El doctor Julio Castañeda, quien es el jefe de la misión médica cubana en el departamento de Diffa, ha enfrentado patologías bien extrañas en Cuba e incluso en el mundo, como la bi-lharziosis, derivada de un parásito que vive en los ríos dentro de un caracol y cuando penetra al organismo humano provoca la continua expulsión de orina con sangre o hematuria.

Luego de ocho meses en Níger, los doctores Julio y Bartolo son unos personajes famosos y queridos en la comunidad de Di-ffa. La población nativa los admira sobre todo porque no ahorran contacto social y amistoso con las comunidades más pobres o distantes.

"En una ocasión, acudimos de urgencia a un campamento Peule (nómadas que se dedican a la agricultura y la crianza de animales de ordeño), situado a unos siete kilómetros desierto adentro. En la aldea había un brote de neumonía aguda", cuenta Bartolo.

"Consultamos y curamos a una decena de pacientes durante media semana. La mayoría eran niños desnutridos; los antibióticos funcionaron bien. Ahora el líder de los Peule está inmensamente agradecido y nos saluda en cada encuentro callejero con exótica y especial deferencia", señala.

El médico MGI Agustín Bartolo Lafourcades, de 33 años, natural del municipio de Niceto Pérez, en Guantánamo, labora en Cuba en el policlínico Gilberto Isalgue, en el poblado oriental de La Yaya.

"Consideramos que en estas pequeñas entregas de altruismo y generosidad internacionalista radica la principal grandeza del PIS, un plan muy válido para los desamparados del mundo", concluye el doctor Castañeda.

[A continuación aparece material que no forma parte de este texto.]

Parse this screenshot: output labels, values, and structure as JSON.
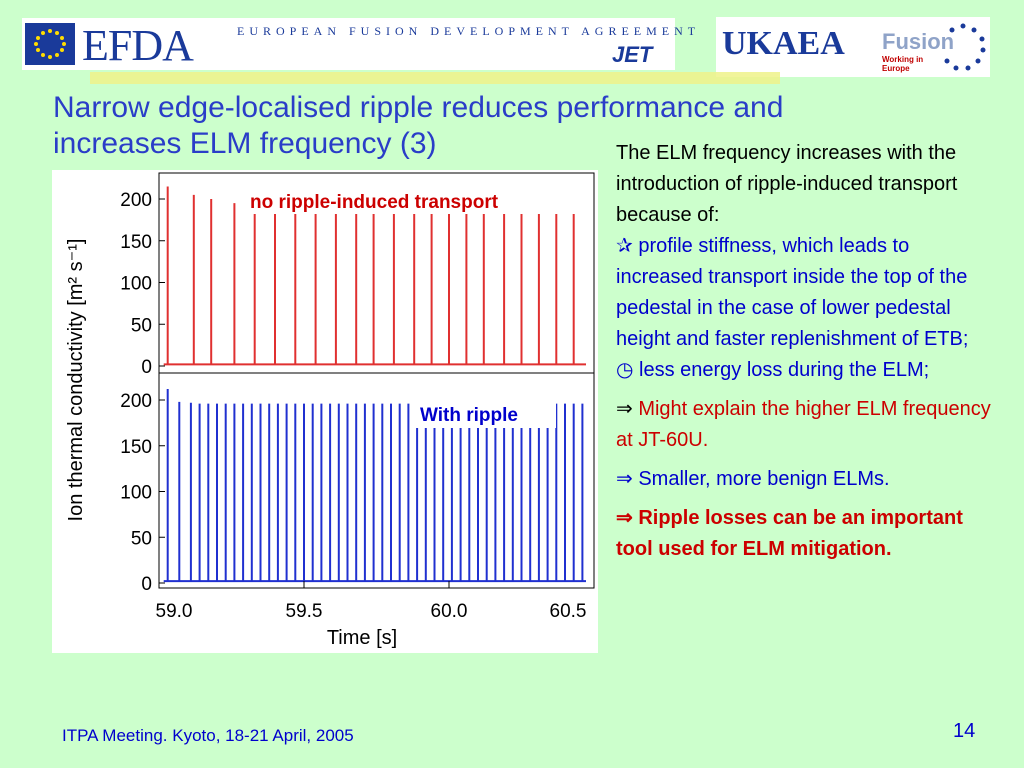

La brigada médica cubana en Níger, 64 galenos, brinda sus servicios fundamentalmente en comunas rurales y zonas inhóspitas, lejos de la periferia de las capitales provinciales y donde las autoridades locales tienen dificultades para ubicar a sus propios profesionales.

En los últimos dos años y medio, los médicos cubanos han atendido en este país del Africa subsahariana, con 11 millones de habitantes, a 230 000 pacientes. Este récord comprende unas 4 000 intervenciones quirúrgicas y 3 500 partos.